Residents and community organizers near the proposed site of a new stadium for D.C. United have asked the team and the District government for a community benefits agreement providing $5 million initially and future payments over the project’s 30-year lease.
The money would go toward job training, traffic improvements, small-business opportunities and preservation of public and low-income housing in the surrounding neighborhoods of Southwest Washington.
Among the organizers of the effort is the Rev. Ruth Hamilton, co-pastor at Westminster Presbyterian Church, which is located a few blocks northeast of Buzzard Point, where the the stadium is planned.
Hamilton, who has been at the church for 18 years, said neighbors of the site ought to benefit from the $300 million project and are better prepared to negotiate for benefits than they were when the District negotiated a deal for Nationals Park.

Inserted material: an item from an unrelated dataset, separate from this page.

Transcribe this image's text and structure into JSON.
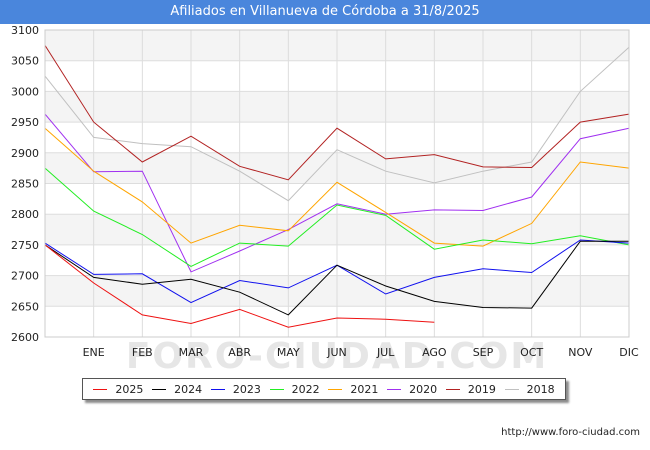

She said she hoped the United agreement would be a legally binding document and that the initial $5 million would be provided before the District certified the new stadium for occupancy. “We are going to be seeing more and more of these,” Hamilton said. “Communities are getting organized, and they are going to be looking for specifics.”
Community benefits agreements with provisions for affected neighbors are not uncommon for major development projects in the District. For instance, Wal-Mart, in conjunction with D.C. Mayor Vincent C. Gray (D), agreed in 2011 to fund a series of workforce and charitable initiatives in the neighborhoods where it planned to open stores.
United and Gray have agreed on a deal in which the city would provide up to $150 million in land and infrastructure for the project plus a series of tax breaks to the team, and United would spend roughly the same amount, to build a 20,000-seat stadium.
Members of the D.C. Council have held a series of public forums on the proposal but have yet to hold a formal hearing. United ownership and City Administrator Allen Lew have been pushing aggressively to get the legislation passed before the end of the calendar year.
Supporters of the community benefits agreement include members of the local Advisory Neighborhood Commissions as well as members of a coalition of advocates and residents assembled by the D.C. Fiscal Policy Institute. The agreement was drafted with the help of the Near SE/SW Community Benefits Coordinating Council.
Felicia Couts, a CBCC coordinator, said the stadium development created an opportunity to provide job training and housing assistance to low-income residents in the area, including residents of Syphax Gardens, James Creek and Greenleaf Gardens public housing projects.
“We’re just asking for a small carve-out that will primarily benefit residents who are closest to the stadium. Many of them are low-income, and they should get first dibs,” she said.
Spokesmen for Lew and United both said they had received a copy of the draft proposal and planned to respond in coming weeks.
“We think it’s really important and we look forward to having a complete response by the end of this month,” United spokesman Craig Stouffer said.